O recurso ao terrorismo suicida foi igualmente utilizado contra os Cruzados que ocupavam bases na Terra Santa. A seita perversa só foi destruída pelos invasores mongóis, 200 anos depois, quando o Grande Khan e Xá-in-Xá Hulägü, neto de Genghiz-khan e irmão de Kublai, imperador da China, finalmente desmontou suas últimas fortalezas nas montanhas. Acontece que, havendo entrado em contato com os Francos, neles inculcaram os métodos de ação e as velhas crenças do dualismo iraniano - o Deus do Bem, Ormudz, sempre em luta contra o Deus do Mal Ahriman. A Ordem dos Templários teria sido particularmente afetada por sentimentos desse tipo e as práticas secretas da seita. Depois de sua supressão em princípios do século XIV, pelo rei de França Philippe le Bel com aprovação do Papa, diz-se que os Templários foram sucedidos pela Maçonaria - numa simbiose com a corporação dos arquitetos das grandes catedrais góticas. O maniqueísmo que contagiou certas heresias medievais, particularmente os Búlgaros e os Albigenses do sul da França, provocando uma sangrenta Cruzada repressiva, teria tido, similarmente, sua origem nessa versão iraniana do Islamismo xiita.

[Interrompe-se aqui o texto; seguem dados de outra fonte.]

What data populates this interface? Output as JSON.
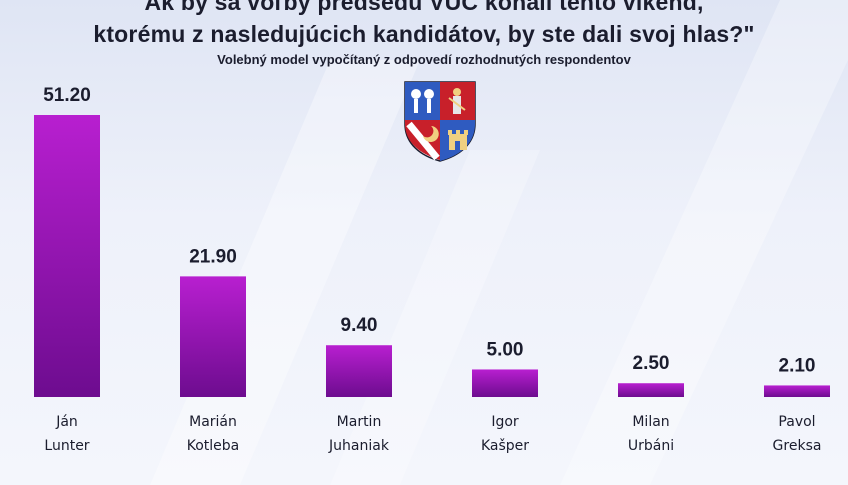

Naturalmente, os povos oriundos da Ásia oriental, curdos, indianos, indonésios, malaios ou turcos da Ásia Central e Turcomenistão chinês que, nos mil anos de expansão do Islam, se converteram à mensagem do Profeta, não herdaram a mesma tendência anti-ocidental porque seus inimigos mais próximos eram pagãos ou asiáticos. Mas no coração do Fundamentalismo islâmico se acendeu o inextinguível rancor contra a Europa de cultura clássica e tudo que ela representa. Só podemos explicar o furor irracional dos palestinos contra Israel porque os judeus representam uma cunha ocidental encravada no próprio âmago da terra sagrada do Profeta. Os judeus foram traidores que ensinaram a Mahomé tudo o que escreveu no Corão.

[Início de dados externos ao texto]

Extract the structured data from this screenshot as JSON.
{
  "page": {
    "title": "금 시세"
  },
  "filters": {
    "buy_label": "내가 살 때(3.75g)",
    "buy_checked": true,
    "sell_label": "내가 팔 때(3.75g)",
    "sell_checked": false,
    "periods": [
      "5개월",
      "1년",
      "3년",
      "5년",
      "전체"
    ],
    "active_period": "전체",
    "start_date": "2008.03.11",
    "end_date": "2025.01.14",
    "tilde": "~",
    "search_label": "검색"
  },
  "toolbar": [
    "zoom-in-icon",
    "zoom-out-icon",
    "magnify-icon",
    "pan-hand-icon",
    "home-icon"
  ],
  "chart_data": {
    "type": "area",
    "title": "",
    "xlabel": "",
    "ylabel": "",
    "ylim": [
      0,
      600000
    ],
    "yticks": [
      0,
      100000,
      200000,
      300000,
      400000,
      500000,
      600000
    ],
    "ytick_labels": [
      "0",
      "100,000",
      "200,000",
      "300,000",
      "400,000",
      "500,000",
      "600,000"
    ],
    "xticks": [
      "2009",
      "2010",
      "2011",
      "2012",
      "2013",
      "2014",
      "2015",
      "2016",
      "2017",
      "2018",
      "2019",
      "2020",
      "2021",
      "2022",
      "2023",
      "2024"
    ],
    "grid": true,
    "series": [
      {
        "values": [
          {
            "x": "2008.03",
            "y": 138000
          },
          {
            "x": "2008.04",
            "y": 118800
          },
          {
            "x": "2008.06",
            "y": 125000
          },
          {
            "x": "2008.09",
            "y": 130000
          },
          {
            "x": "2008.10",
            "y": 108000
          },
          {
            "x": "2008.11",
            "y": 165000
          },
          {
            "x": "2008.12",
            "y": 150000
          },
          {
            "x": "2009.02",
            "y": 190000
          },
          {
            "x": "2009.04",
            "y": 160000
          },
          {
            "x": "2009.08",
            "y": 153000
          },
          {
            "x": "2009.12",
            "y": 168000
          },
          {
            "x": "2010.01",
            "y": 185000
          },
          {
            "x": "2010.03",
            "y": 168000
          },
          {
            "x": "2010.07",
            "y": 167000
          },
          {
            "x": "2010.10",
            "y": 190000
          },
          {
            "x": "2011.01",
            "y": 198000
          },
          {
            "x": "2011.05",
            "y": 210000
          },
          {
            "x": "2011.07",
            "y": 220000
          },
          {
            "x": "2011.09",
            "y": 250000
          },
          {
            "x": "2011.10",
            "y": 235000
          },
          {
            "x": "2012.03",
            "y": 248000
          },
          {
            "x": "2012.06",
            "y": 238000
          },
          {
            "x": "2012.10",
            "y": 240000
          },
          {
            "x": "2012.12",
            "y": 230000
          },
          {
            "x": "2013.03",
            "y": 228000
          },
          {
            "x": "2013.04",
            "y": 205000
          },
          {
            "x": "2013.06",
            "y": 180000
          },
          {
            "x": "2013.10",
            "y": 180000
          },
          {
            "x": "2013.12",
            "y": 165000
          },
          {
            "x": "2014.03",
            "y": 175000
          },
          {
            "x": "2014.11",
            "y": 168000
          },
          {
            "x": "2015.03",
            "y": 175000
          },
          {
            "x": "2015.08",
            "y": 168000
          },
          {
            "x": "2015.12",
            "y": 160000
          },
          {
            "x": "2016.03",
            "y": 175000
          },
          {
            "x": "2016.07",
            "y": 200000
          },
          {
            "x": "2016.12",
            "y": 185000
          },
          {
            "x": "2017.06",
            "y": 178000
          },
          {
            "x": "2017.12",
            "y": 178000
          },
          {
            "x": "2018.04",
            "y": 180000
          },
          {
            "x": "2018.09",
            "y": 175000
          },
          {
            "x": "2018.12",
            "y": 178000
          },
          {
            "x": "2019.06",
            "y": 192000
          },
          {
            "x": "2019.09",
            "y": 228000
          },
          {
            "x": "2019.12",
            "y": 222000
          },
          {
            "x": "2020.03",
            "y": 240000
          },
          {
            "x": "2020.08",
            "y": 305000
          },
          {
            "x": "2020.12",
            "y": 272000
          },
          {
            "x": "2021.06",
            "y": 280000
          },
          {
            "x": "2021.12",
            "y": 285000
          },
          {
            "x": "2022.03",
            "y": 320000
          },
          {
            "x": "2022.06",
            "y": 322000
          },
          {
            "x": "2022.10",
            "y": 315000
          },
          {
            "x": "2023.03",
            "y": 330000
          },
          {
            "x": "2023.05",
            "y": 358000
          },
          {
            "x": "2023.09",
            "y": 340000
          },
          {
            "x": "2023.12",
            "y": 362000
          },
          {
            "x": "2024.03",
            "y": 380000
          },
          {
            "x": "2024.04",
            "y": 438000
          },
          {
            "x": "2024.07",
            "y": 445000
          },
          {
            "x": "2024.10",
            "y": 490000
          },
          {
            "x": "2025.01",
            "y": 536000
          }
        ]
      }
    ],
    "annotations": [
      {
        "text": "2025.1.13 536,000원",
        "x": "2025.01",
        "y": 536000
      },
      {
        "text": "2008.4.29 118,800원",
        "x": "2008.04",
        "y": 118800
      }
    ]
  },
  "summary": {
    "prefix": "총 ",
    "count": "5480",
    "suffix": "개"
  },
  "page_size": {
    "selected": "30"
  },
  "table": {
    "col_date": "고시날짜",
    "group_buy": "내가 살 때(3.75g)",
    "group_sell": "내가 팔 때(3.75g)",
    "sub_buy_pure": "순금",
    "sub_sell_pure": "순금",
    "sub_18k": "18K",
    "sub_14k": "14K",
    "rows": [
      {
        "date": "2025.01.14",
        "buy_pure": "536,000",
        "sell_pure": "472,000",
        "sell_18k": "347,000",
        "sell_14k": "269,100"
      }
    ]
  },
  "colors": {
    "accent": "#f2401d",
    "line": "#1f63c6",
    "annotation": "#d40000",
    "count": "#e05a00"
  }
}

Recusaram, porém, a conversão que este tão generosamente lhes oferecia - pecado imperdoável. A posse da Esplanada do Templo em Jerusalém é um símbolo da feroz ambivalência em relação à Cidade Santa das duas outras religiões - isto embora o único título que possam os Sarracenos apresentar sobre o local seja a lenda fantástica que Mahomé a visitou, montado no cavalo alado Burak, para de Deus receber, através do Arcanjo Gabriel, a Revelação junto ao canto da muralha onde hoje se ergue a mesquita de El Aqsa. Mas não são as Mil e Uma Noites a obra de imaginação mais desvairada e o que de mais eminente criou a literatura árabe?

Na Idade do Crime

Os dados históricos acima oferecidos procuram dar uma explicação religiosa e psicológica dos motivos pelos quais o Fundamentalismo islâmico se transformou no mais perigoso adversário do movimento de globalização econômica, política e cultural que se registra no novo milênio. Uma religião de cega "submissão" ao ímpeto assassino, como forma de cultuar a Verdade e eliminar o “Grande Satã” da infidelidade religiosa, não pode senão recorrer a esse tipo particularmente covarde e nojento de combate, o terrorismo.
Retornemos, por consequência, à instituição peculiar da criminalidade suicida. Certo, o terrorismo não é unicamente islâmico. No cerne da cultura da esquerda jacobina romântica, gerada por esse outro falso profeta paranóico que foi Rousseau, está encravada a violência como instrumento politico. La Terreur foi o produto da rebordose revolucionária da França de 1793. Tratava-se de purificar a Humanidade, cortando a cabeça dos méchants, dos ricos e poderosos aristocratas que oprimiam os misérables, gerando uma cultura xiita, propriamente ocidental. A ideologia totalitária acompanha a evolução da democracia pela mão esquerda, literalmente a mão sinistra, de mau agouro, funesta e mortal, da equação ideológica sob a qual vivemos. O terrorismo sempre foi a arma predileta do Estado absolutista revolucionário. Como terrorismo religioso podemos julgar os métodos usados pela Inquisição para suprimir as heresias, tal qual ocorreu durante o período das guerras de religião. Como terrorismo estratégico, episódios como o massacre de Nanking em 1938, perpetrado pelos japoneses. Sobretudo agora que o poderoso suporte geopolítico que sustentava o totalitarismo, a URSS, desmoronou de uma maneira menos ruidosa do que o World Trade Center, porém com contrachoques bem mais consideráveis - devemos contar com a presença crescente de minorias de agitados, frustrados e insatisfeitos, capazes de qualquer brutalidade, qualquer selvageria e qualquer mentira na perseguição, a todo custo, da utopia de paz, amor e justiça, dita “social”.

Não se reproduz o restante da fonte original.